Metres of Roman comedy

Roman comedy is mainly represented by two playwrights, Plautus (writing between c.205 and 184 BC) and Terence (writing c.166-160 BC). The works of other Latin playwrights such as Livius Andronicus, Naevius, Ennius, and Caecilius Statius are now lost except for a few lines quoted in other authors. 20 plays of Plautus survive complete, and 6 of Terence.

Various metres are used in the plays. The most common are iambic senarii and trochaic septenarii. As far as is known, iambic senarii were spoken without music; trochaic septenarii (and also iambic septenarii and trochaic and iambic octonarii)[1] were chanted or recited (or possibly sung) to the sound of a pair of pipes known as tībiae (the equivalent of the Greek aulos), played by a tībīcen ("piper"); and other metres were sung, possibly in an operatic style, to the same tībiae.

In Plautus about 37% of lines are unaccompanied iambic senarii,[2] but in Terence more than half of the verses are senarii. Plautus's plays therefore had a greater amount of musical accompaniment than Terence's. Another difference between the playwrights was that polymetric songs (using metres other than iambic and trochaic) are frequent in Plautus (about 14% of the plays), but hardly used at all by Terence.[1]

The different metres lend themselves to different moods: calm, energetic, comic, mocking, high-flown, grandiose, humorous, and so on. Certain metres are also associated with different kinds of characters; for example, old men frequently use iambic senarii, while the iambic septenarii are often used in scenes when a courtesan is on the stage.

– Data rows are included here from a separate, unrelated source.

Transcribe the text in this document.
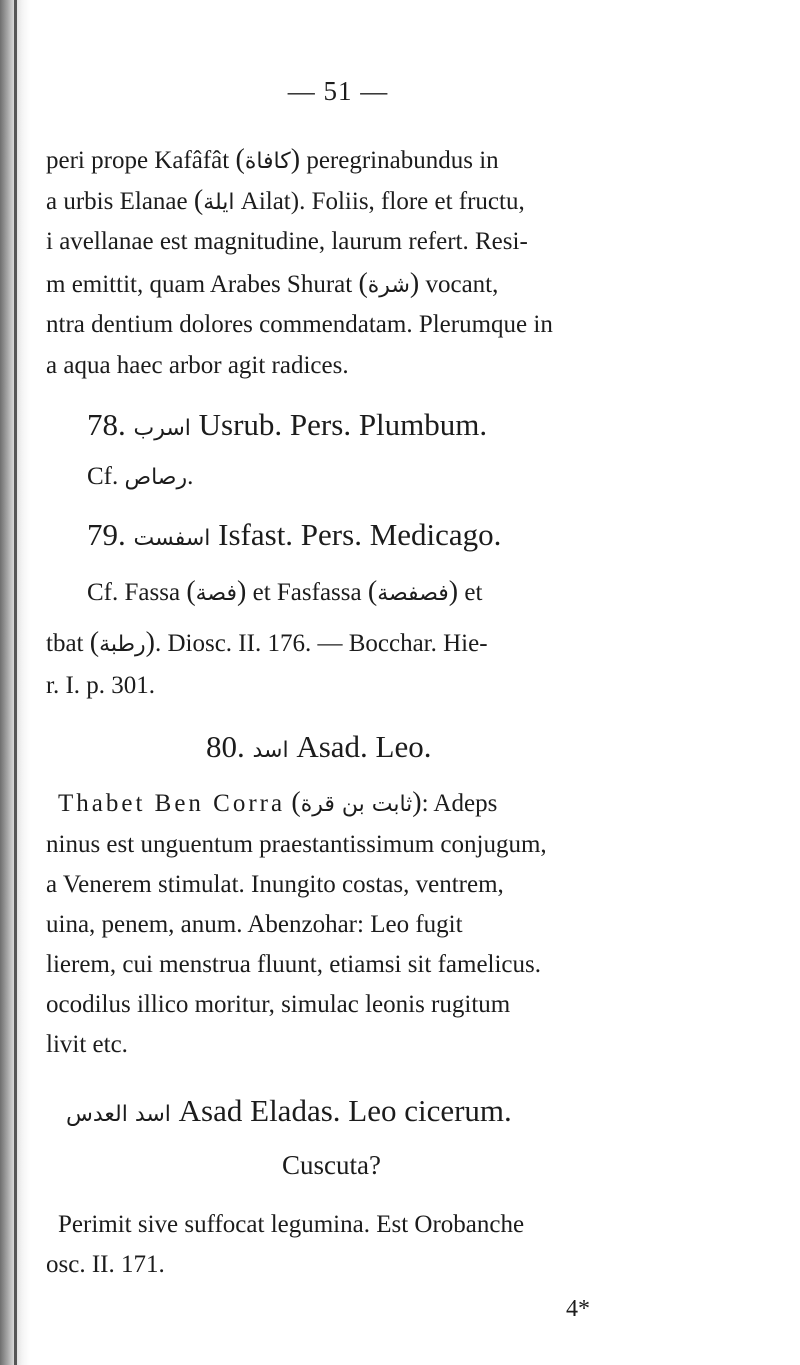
— 51 —
peri prope Kafâfât (كافاة) peregrinabundus in
a urbis Elanae (ايلة Ailat). Foliis, flore et fructu,
i avellanae est magnitudine, laurum refert. Resi-
m emittit, quam Arabes Shurat (شرة) vocant,
ntra dentium dolores commendatam. Plerumque in
a aqua haec arbor agit radices.
78. اسرب Usrub. Pers. Plumbum.
Cf. رصاص.
79. اسفست Isfast. Pers. Medicago.
Cf. Fassa (فصة) et Fasfassa (فصفصة) et
tbat (رطبة). Diosc. II. 176. — Bocchar. Hie-
r. I. p. 301.
80. اسد Asad. Leo.
Thabet Ben Corra (ثابت بن قرة): Adeps
ninus est unguentum praestantissimum conjugum,
a Venerem stimulat. Inungito costas, ventrem,
uina, penem, anum. Abenzohar: Leo fugit
lierem, cui menstrua fluunt, etiamsi sit famelicus.
ocodilus illico moritur, simulac leonis rugitum
livit etc.
اسد العدس Asad Eladas. Leo cicerum.
Cuscuta?
Perimit sive suffocat legumina. Est Orobanche
osc. II. 171.
4*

The metres of Roman comedy tend to be more irregular than those of the classical period, but there is an opportunity to hear in them the rhythms of normal Latin speech. Cicero wrote of the senarius: "But the senarii of comic poets, because of their similarity to ordinary speech, are often so degraded that sometimes it's almost impossible to discern metre and verse in them."[3]

  1. ^ a b Fortson (2008), p. 22.
  2. ^ A.S. Gratwick (1982), in The Cambridge History of Classical Literature, vol. 2 part 1, pages 85-86.
  3. ^ Cicero, Or. 184: at cōmicōrum sēnāriī propter similitūdinem sermōnis sīc saepe sunt abiectī, ut non numquam vix in eīs numerus et versus intellegī possit.